Pendant ce temps, un gigantesque incendie de forêt faisait rage au sud de Paris, alors que des milliers de décès ont été enregistrés en France et dans toute l’Europe ces dernières semaines en raison de vagues de chaleur torrides. On dirait bien Néron jouant de la lyre pendant que Rome brûle.

Macron a déclaré que le défilé du 14 juillet visait à mettre en avant le soutien européen à l’Ukraine dans cette guerre par procuration menée depuis près de cinq ans par l’OTAN contre la Russie. Le rassemblement des dirigeants européens à Paris, dont le Premier ministre britannique sortant Keir Starmer, constituait également une démonstration d’unité stratégique cohérente face à la Russie.

La « Coalition des volontaires », menée par la France et la Grande-Bretagne, a annoncé la mise en place d’un « système de défense antimissile balistique » destiné à l’Ukraine et à l’Europe. Parmi les participants figurent le Danemark, l’Allemagne, l’Italie, les Pays-Bas, la Norvège, l’Espagne et la Suède, ainsi que la France, la Grande-Bretagne et l’Ukraine.

Dans le cadre de ce plan de réarmement conjoint, l’Ukraine a conclu cette semaine un accord portant sur l’achat de 16 avions de combat Rafale de fabrication française. Elle prévoit d’en acquérir 100 au total. À 100 millions d’euros par appareil, cela représente environ 16 milliards d’euros. Un contrat d’un montant similaire a été signé pour des avions de combat suédois Gripen.

Ce plan de réarmement prévoit également la fourniture de batteries franco-italiennes de défense aérienne de nouvelle génération SAMP/T, ainsi que l’octroi de licences à l’Ukraine et à ses alliés européens pour la fabrication de missiles de croisière Scalp et du système de défense aérienne américain Patriot.

La Grande-Bretagne se joint au mouvement : Londres a annoncé qu’elle allait contribuer au prêt de 90 milliards d’euros que l’Union européenne accorde à l’Ukraine, dont la majeure partie est destinée à des achats militaires. Cela se traduira par des contrats de vente pour la société britannique BAE Systems et d’autres entreprises. Il ne s’agit pas d’un prêt gratuit censé aider à défendre l’Ukraine contre les frappes aériennes russes. Il s’agit avant tout d’une gigantesque escroquerie aux dépens des contribuables européens, qui financent les subventions accordées au complexe militaro-industriel.

La Russie a dénoncé la « Coalition des volontaires », désormais sur les chapeaux de roue, comme une coalition de bellicistes dont l’objectif est de faire en sorte que la plus grande guerre en Europe depuis la Seconde Guerre mondiale se poursuive pendant des années.

Le slogan de la manifestation organisée cette semaine à Paris était « Déterminés à agir ». Il aurait été plus juste de dire « Déterminés à attiser » une guerre totale contre la Russie.

Le militarisme qui sévit dans toute l’Europe, sous l’impulsion d’élites bellicistes, mobilise des milliers de milliards d’euros pour tenter de renflouer leurs économies en faillite, grâce à des injections massives de capitaux dans les industries militaires et à la réorientation des infrastructures publiques vers des objectifs militaires. La société civile européenne est écrasée par ce militarisme hors de contrôle, justifié en désignant la Russie comme bouc émissaire et menace existentielle.

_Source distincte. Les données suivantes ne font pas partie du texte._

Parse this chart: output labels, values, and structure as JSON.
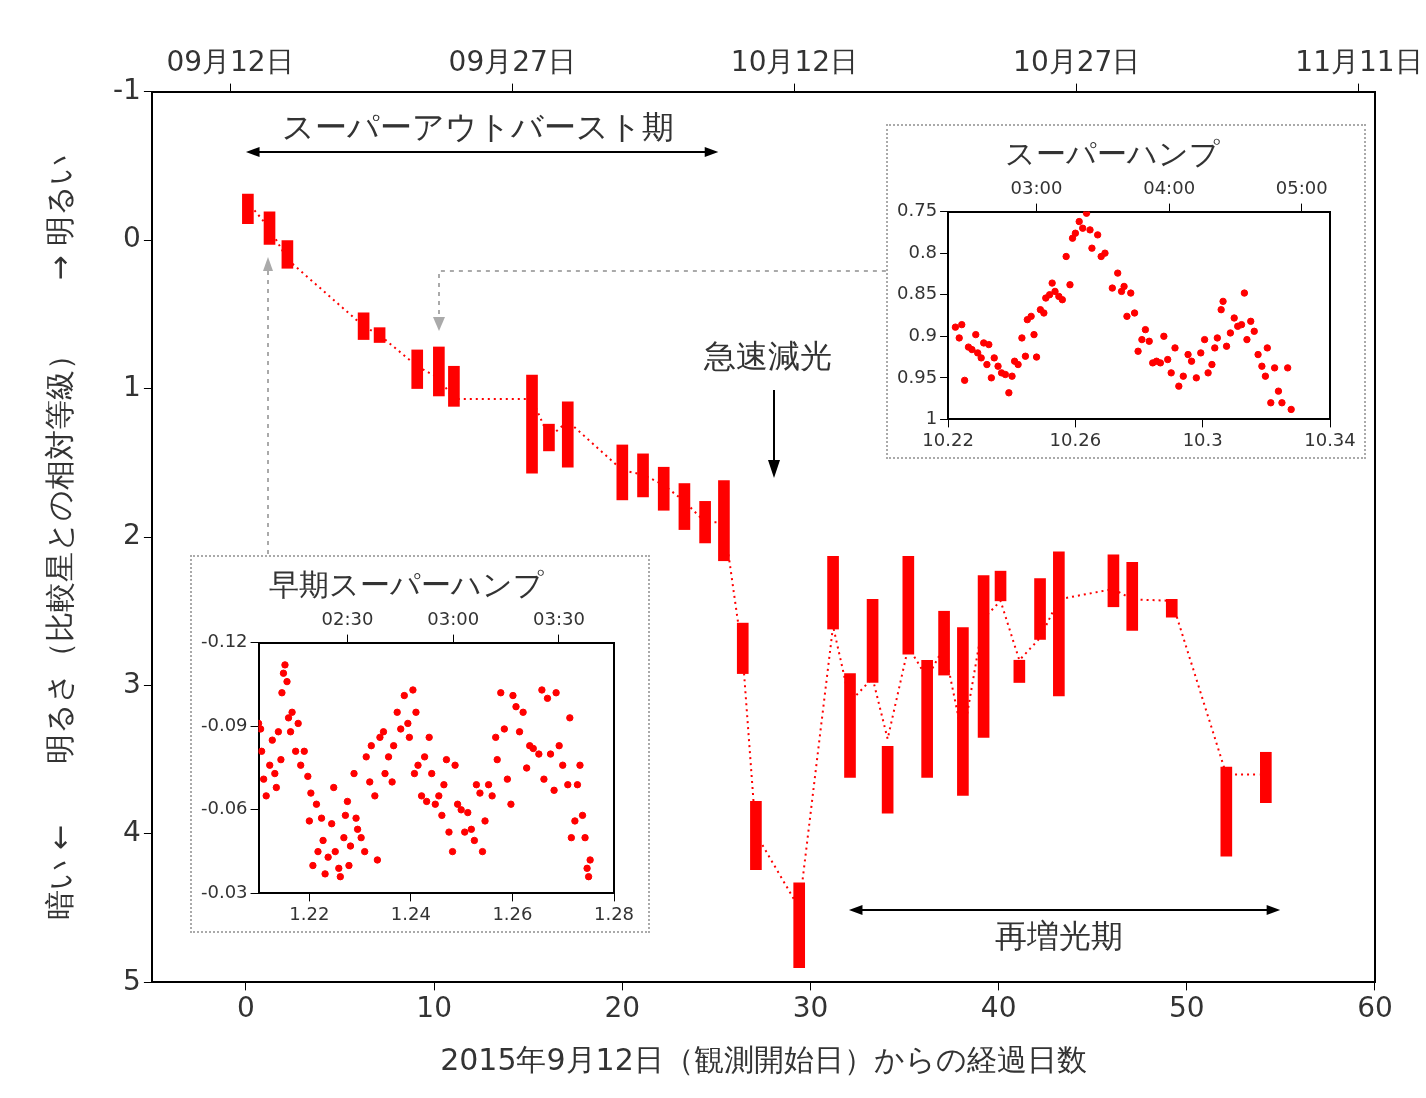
{
  "chart_data": [
    {
      "type": "bar",
      "xlabel": "2015年9月12日（観測開始日）からの経過日数",
      "ylabel": "暗い ←　　明るさ（比較星との相対等級）　　→ 明るい",
      "x": [
        0.1,
        1.25,
        2.2,
        6.25,
        7.1,
        9.1,
        10.25,
        11.05,
        15.2,
        16.1,
        17.1,
        20.0,
        21.1,
        22.2,
        23.3,
        24.4,
        25.4,
        26.4,
        27.1,
        29.4,
        31.2,
        32.1,
        33.3,
        34.1,
        35.2,
        36.2,
        37.1,
        38.1,
        39.2,
        40.1,
        41.1,
        42.2,
        43.2,
        46.1,
        47.1,
        49.2,
        52.1,
        54.2
      ],
      "series": [
        {
          "color": "#ff0000",
          "base": [
            -0.31,
            -0.19,
            0.0,
            0.49,
            0.59,
            0.74,
            0.72,
            0.85,
            0.91,
            1.24,
            1.09,
            1.38,
            1.44,
            1.53,
            1.64,
            1.76,
            1.62,
            2.58,
            3.78,
            4.33,
            2.13,
            2.92,
            2.42,
            3.41,
            2.13,
            2.83,
            2.5,
            2.61,
            2.26,
            2.23,
            2.83,
            2.28,
            2.1,
            2.12,
            2.17,
            2.42,
            3.55,
            3.45
          ],
          "values": [
            0.2,
            0.22,
            0.19,
            0.18,
            0.1,
            0.26,
            0.33,
            0.27,
            0.66,
            0.18,
            0.44,
            0.37,
            0.29,
            0.29,
            0.31,
            0.28,
            0.54,
            0.34,
            0.46,
            0.57,
            0.49,
            0.7,
            0.56,
            0.45,
            0.66,
            0.79,
            0.43,
            1.13,
            1.09,
            0.2,
            0.15,
            0.41,
            0.97,
            0.35,
            0.46,
            0.12,
            0.6,
            0.34
          ]
        },
        {
          "type": "line",
          "color": "#ff0000",
          "line_style": "dotted",
          "marker": "none",
          "x": [
            0.45,
            1.25,
            2.2,
            6.25,
            7.1,
            9.1,
            10.25,
            11.05,
            15.2,
            16.1,
            17.1,
            20.0,
            21.1,
            22.2,
            23.3,
            24.4,
            25.4,
            26.4,
            27.1,
            29.4,
            31.2,
            32.1,
            33.3,
            34.1,
            35.2,
            36.2,
            37.1,
            38.1,
            39.2,
            40.1,
            41.1,
            42.2,
            43.2,
            46.1,
            47.1,
            49.2,
            52.1,
            53.85
          ],
          "values": [
            -0.2,
            -0.08,
            0.13,
            0.58,
            0.64,
            0.85,
            0.93,
            1.07,
            1.07,
            1.33,
            1.22,
            1.55,
            1.58,
            1.65,
            1.76,
            1.9,
            1.9,
            2.8,
            4.0,
            4.5,
            2.6,
            3.11,
            2.95,
            3.36,
            2.74,
            2.95,
            2.74,
            3.36,
            2.55,
            2.43,
            2.83,
            2.68,
            2.42,
            2.35,
            2.42,
            2.43,
            3.6,
            3.6
          ]
        }
      ],
      "xlim": [
        -5,
        60
      ],
      "xticks": [
        0,
        10,
        20,
        30,
        40,
        50,
        60
      ],
      "ylim": [
        5,
        -1
      ],
      "yticks": [
        -1,
        0,
        1,
        2,
        3,
        4,
        5
      ],
      "x2lim": [
        "2015-09-07T20:24",
        "2015-11-11T20:24"
      ],
      "x2ticks": [
        {
          "value": "2015-09-12",
          "label": "09月12日"
        },
        {
          "value": "2015-09-27",
          "label": "09月27日"
        },
        {
          "value": "2015-10-12",
          "label": "10月12日"
        },
        {
          "value": "2015-10-27",
          "label": "10月27日"
        },
        {
          "value": "2015-11-11",
          "label": "11月11日"
        }
      ],
      "annotations": [
        "スーパーアウトバースト期",
        "急速減光",
        "再増光期"
      ],
      "grid": false,
      "legend": false
    },
    {
      "type": "scatter",
      "title": "早期スーパーハンプ",
      "marker": "circle",
      "series": [
        {
          "color": "#ff0000",
          "x": [
            1.21,
            1.2104,
            1.2106,
            1.211,
            1.2115,
            1.2122,
            1.2127,
            1.2132,
            1.2135,
            1.2139,
            1.2144,
            1.2146,
            1.2149,
            1.2152,
            1.2156,
            1.2159,
            1.2163,
            1.2166,
            1.2173,
            1.2178,
            1.2183,
            1.219,
            1.2197,
            1.22,
            1.2203,
            1.2207,
            1.2214,
            1.2217,
            1.2224,
            1.2227,
            1.2231,
            1.2237,
            1.2244,
            1.2248,
            1.2251,
            1.2258,
            1.2261,
            1.2268,
            1.2271,
            1.2275,
            1.2278,
            1.2281,
            1.2288,
            1.2292,
            1.2295,
            1.2302,
            1.2309,
            1.2312,
            1.2319,
            1.2322,
            1.2329,
            1.2334,
            1.2339,
            1.2346,
            1.2349,
            1.2356,
            1.2363,
            1.2366,
            1.2373,
            1.238,
            1.2387,
            1.2394,
            1.2397,
            1.2404,
            1.2407,
            1.241,
            1.2414,
            1.2421,
            1.2427,
            1.2431,
            1.2436,
            1.2441,
            1.2448,
            1.2455,
            1.2461,
            1.2465,
            1.247,
            1.2475,
            1.2482,
            1.2487,
            1.2492,
            1.2499,
            1.2506,
            1.2512,
            1.2519,
            1.2525,
            1.2529,
            1.2536,
            1.2541,
            1.2546,
            1.2553,
            1.256,
            1.2567,
            1.257,
            1.2577,
            1.2584,
            1.259,
            1.2597,
            1.2601,
            1.2607,
            1.2614,
            1.2621,
            1.2628,
            1.2634,
            1.2641,
            1.2652,
            1.2658,
            1.2662,
            1.2669,
            1.2675,
            1.2682,
            1.2686,
            1.2692,
            1.2699,
            1.2709,
            1.2713,
            1.2716,
            1.2723,
            1.2728,
            1.2733,
            1.2738,
            1.2743,
            1.2747,
            1.275,
            1.2753
          ],
          "values": [
            -0.091,
            -0.089,
            -0.081,
            -0.071,
            -0.065,
            -0.076,
            -0.085,
            -0.073,
            -0.068,
            -0.088,
            -0.078,
            -0.102,
            -0.109,
            -0.112,
            -0.106,
            -0.093,
            -0.088,
            -0.095,
            -0.081,
            -0.091,
            -0.076,
            -0.081,
            -0.072,
            -0.056,
            -0.066,
            -0.04,
            -0.062,
            -0.045,
            -0.057,
            -0.049,
            -0.037,
            -0.043,
            -0.055,
            -0.068,
            -0.045,
            -0.039,
            -0.036,
            -0.05,
            -0.058,
            -0.063,
            -0.04,
            -0.047,
            -0.073,
            -0.057,
            -0.053,
            -0.05,
            -0.045,
            -0.079,
            -0.07,
            -0.083,
            -0.065,
            -0.042,
            -0.086,
            -0.088,
            -0.073,
            -0.079,
            -0.07,
            -0.083,
            -0.095,
            -0.089,
            -0.101,
            -0.091,
            -0.086,
            -0.103,
            -0.073,
            -0.095,
            -0.076,
            -0.065,
            -0.079,
            -0.063,
            -0.086,
            -0.073,
            -0.062,
            -0.065,
            -0.058,
            -0.069,
            -0.078,
            -0.052,
            -0.045,
            -0.076,
            -0.062,
            -0.06,
            -0.052,
            -0.059,
            -0.053,
            -0.049,
            -0.069,
            -0.066,
            -0.045,
            -0.056,
            -0.069,
            -0.065,
            -0.086,
            -0.078,
            -0.102,
            -0.089,
            -0.071,
            -0.062,
            -0.101,
            -0.097,
            -0.088,
            -0.095,
            -0.075,
            -0.083,
            -0.082,
            -0.08,
            -0.103,
            -0.071,
            -0.1,
            -0.08,
            -0.067,
            -0.102,
            -0.083,
            -0.076,
            -0.069,
            -0.093,
            -0.05,
            -0.056,
            -0.069,
            -0.076,
            -0.058,
            -0.05,
            -0.039,
            -0.036,
            -0.042
          ]
        }
      ],
      "xlim": [
        1.21,
        1.28
      ],
      "xticks": [
        1.22,
        1.24,
        1.26,
        1.28
      ],
      "ylim": [
        -0.03,
        -0.12
      ],
      "yticks": [
        -0.12,
        -0.09,
        -0.06,
        -0.03
      ],
      "x2lim": [
        2.08,
        3.76
      ],
      "x2ticks": [
        {
          "value": 2.5,
          "label": "02:30"
        },
        {
          "value": 3,
          "label": "03:00"
        },
        {
          "value": 3.5,
          "label": "03:30"
        }
      ],
      "grid": false,
      "legend": false
    },
    {
      "type": "scatter",
      "title": "スーパーハンプ",
      "marker": "circle",
      "series": [
        {
          "color": "#ff0000",
          "x": [
            10.2223,
            10.2235,
            10.2243,
            10.2252,
            10.2264,
            10.2275,
            10.2287,
            10.2293,
            10.2304,
            10.2312,
            10.2322,
            10.2328,
            10.2336,
            10.2345,
            10.2357,
            10.2368,
            10.238,
            10.2391,
            10.2401,
            10.2409,
            10.242,
            10.2432,
            10.2443,
            10.2449,
            10.2461,
            10.247,
            10.2478,
            10.249,
            10.2501,
            10.2507,
            10.2519,
            10.2527,
            10.2536,
            10.2548,
            10.2559,
            10.2571,
            10.2583,
            10.2591,
            10.26,
            10.2612,
            10.2623,
            10.2635,
            10.2646,
            10.2652,
            10.267,
            10.2681,
            10.2693,
            10.2716,
            10.2733,
            10.2745,
            10.2753,
            10.2762,
            10.2774,
            10.2786,
            10.2797,
            10.2809,
            10.282,
            10.2832,
            10.2843,
            10.2855,
            10.2867,
            10.2878,
            10.289,
            10.2901,
            10.2913,
            10.2925,
            10.2939,
            10.2954,
            10.2965,
            10.298,
            10.2994,
            10.3006,
            10.3017,
            10.3029,
            10.3038,
            10.3046,
            10.3058,
            10.3064,
            10.3075,
            10.3087,
            10.3099,
            10.311,
            10.3122,
            10.3131,
            10.3139,
            10.3151,
            10.3162,
            10.3174,
            10.3186,
            10.3197,
            10.3203,
            10.3214,
            10.3226,
            10.3238,
            10.3249,
            10.3267,
            10.3278
          ],
          "values": [
            0.889,
            0.902,
            0.886,
            0.953,
            0.913,
            0.916,
            0.898,
            0.92,
            0.926,
            0.908,
            0.934,
            0.91,
            0.95,
            0.926,
            0.936,
            0.944,
            0.946,
            0.968,
            0.948,
            0.93,
            0.934,
            0.902,
            0.924,
            0.88,
            0.876,
            0.898,
            0.925,
            0.868,
            0.872,
            0.854,
            0.85,
            0.836,
            0.846,
            0.852,
            0.856,
            0.804,
            0.838,
            0.782,
            0.776,
            0.762,
            0.77,
            0.752,
            0.772,
            0.794,
            0.778,
            0.804,
            0.8,
            0.842,
            0.824,
            0.846,
            0.84,
            0.876,
            0.848,
            0.872,
            0.918,
            0.904,
            0.892,
            0.906,
            0.932,
            0.93,
            0.932,
            0.9,
            0.928,
            0.944,
            0.914,
            0.96,
            0.948,
            0.922,
            0.93,
            0.95,
            0.92,
            0.904,
            0.944,
            0.934,
            0.914,
            0.902,
            0.868,
            0.858,
            0.912,
            0.896,
            0.878,
            0.888,
            0.886,
            0.848,
            0.904,
            0.882,
            0.894,
            0.922,
            0.936,
            0.948,
            0.914,
            0.98,
            0.938,
            0.966,
            0.98,
            0.938,
            0.988
          ]
        }
      ],
      "xlim": [
        10.22,
        10.34
      ],
      "xticks": [
        10.22,
        10.26,
        10.3,
        10.34
      ],
      "ylim": [
        1,
        0.75
      ],
      "yticks": [
        0.75,
        0.8,
        0.85,
        0.9,
        0.95,
        1
      ],
      "x2lim": [
        2.333,
        5.213
      ],
      "x2ticks": [
        {
          "value": 3,
          "label": "03:00"
        },
        {
          "value": 4,
          "label": "04:00"
        },
        {
          "value": 5,
          "label": "05:00"
        }
      ],
      "grid": false,
      "legend": false
    }
  ]
}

La diplomatie visant à résoudre la crise en Ukraine, dont les racines historiques remontent à l’expansionnisme de l’OTAN, est inexistante car les élites européennes sont rongées par la russophobie et la faillite politique.

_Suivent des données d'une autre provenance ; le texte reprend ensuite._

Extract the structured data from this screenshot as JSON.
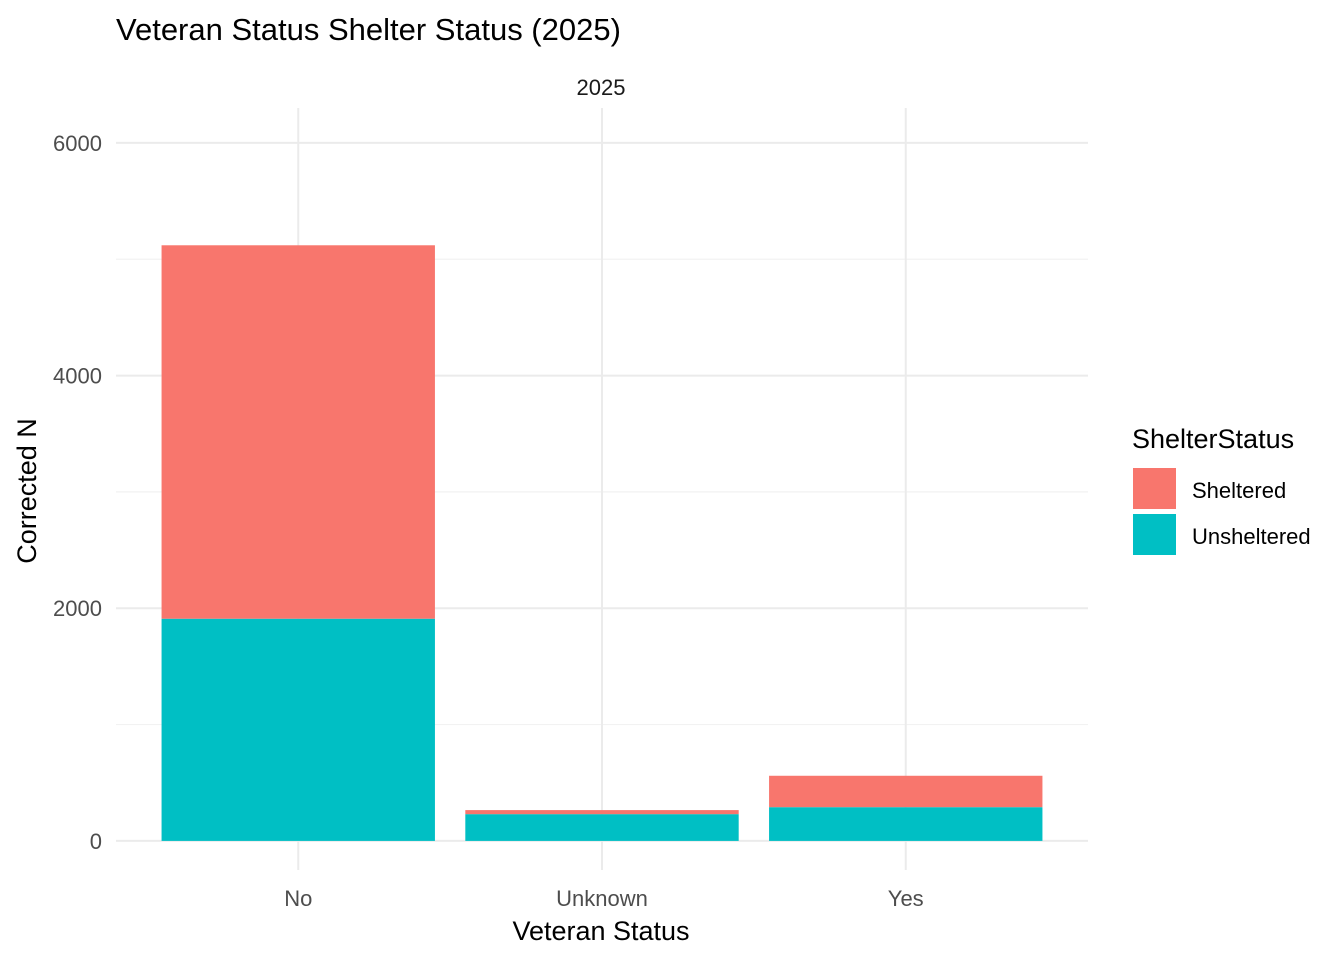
{
  "chart_data": {
    "type": "bar",
    "stacked": true,
    "title": "Veteran Status Shelter Status (2025)",
    "facet_label": "2025",
    "xlabel": "Veteran Status",
    "ylabel": "Corrected N",
    "categories": [
      "No",
      "Unknown",
      "Yes"
    ],
    "series": [
      {
        "name": "Unsheltered",
        "color": "#00BFC4",
        "values": [
          1910,
          230,
          290
        ]
      },
      {
        "name": "Sheltered",
        "color": "#F8766D",
        "values": [
          3210,
          35,
          270
        ]
      }
    ],
    "ylim": [
      -250,
      6300
    ],
    "yticks": [
      "0",
      "2000",
      "4000",
      "6000"
    ],
    "ytick_values": [
      0,
      2000,
      4000,
      6000
    ],
    "minor_grid_values": [
      1000,
      3000,
      5000
    ],
    "grid": true,
    "legend": {
      "title": "ShelterStatus",
      "position": "right",
      "items": [
        {
          "label": "Sheltered",
          "color": "#F8766D"
        },
        {
          "label": "Unsheltered",
          "color": "#00BFC4"
        }
      ]
    }
  }
}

Rien n’est sans doute plus éloquent que les incendies qui font rage à travers l’Europe et les dizaines de milliers de décès dus à la canicule, alors que les dirigeants élitistes choisissent de gaspiller des ressources dans une guerre par procuration futile contre la Russie.

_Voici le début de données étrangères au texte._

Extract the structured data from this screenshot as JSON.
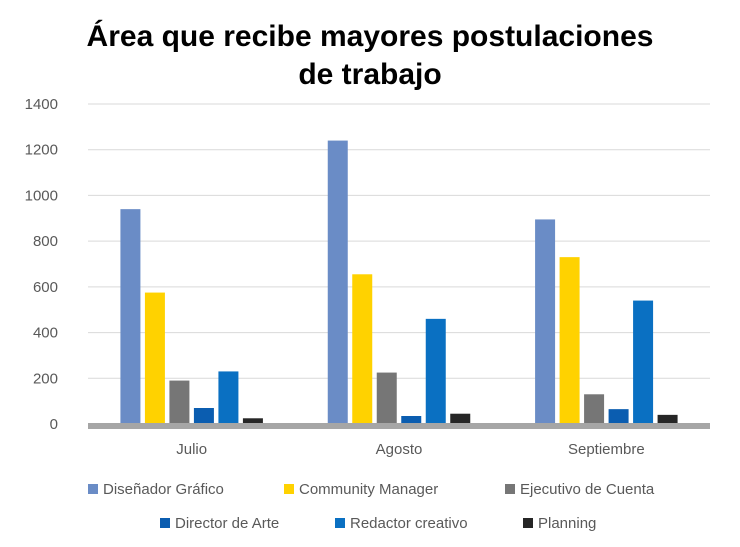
{
  "chart_data": {
    "type": "bar",
    "title_lines": [
      "Área que recibe mayores postulaciones",
      "de trabajo"
    ],
    "categories": [
      "Julio",
      "Agosto",
      "Septiembre"
    ],
    "ylim": [
      0,
      1400
    ],
    "yticks": [
      0,
      200,
      400,
      600,
      800,
      1000,
      1200,
      1400
    ],
    "grid": true,
    "legend_position": "bottom",
    "series": [
      {
        "name": "Diseñador Gráfico",
        "color": "#6A8CC6",
        "values": [
          940,
          1240,
          895
        ]
      },
      {
        "name": "Community Manager",
        "color": "#FFD200",
        "values": [
          575,
          655,
          730
        ]
      },
      {
        "name": "Ejecutivo de Cuenta",
        "color": "#767676",
        "values": [
          190,
          225,
          130
        ]
      },
      {
        "name": "Director de Arte",
        "color": "#0B5DB0",
        "values": [
          70,
          35,
          65
        ]
      },
      {
        "name": "Redactor creativo",
        "color": "#0A70C2",
        "values": [
          230,
          460,
          540
        ]
      },
      {
        "name": "Planning",
        "color": "#262626",
        "values": [
          25,
          45,
          40
        ]
      }
    ]
  }
}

Macron, le Britannique Starmer, le chancelier allemand Merz, la Première ministre italienne Meloni, la haute fonctionnaire non élue de l’UE Ursula von der Leyen, Mark Rutte de l’OTAN, etc. – tous sont de plus en plus méprisés par leurs concitoyens, qui les considèrent comme des élitistes impuissants conduisant l’Europe vers une conflagration sans aucun mandat démocratique. N’est-ce pas là du fascisme ? Et pour couronner le tout, ils s’allient à un dictateur corrompu à Kiev qui refuse d’organiser des élections et enrôle de force des civils pour les envoyer à la mort.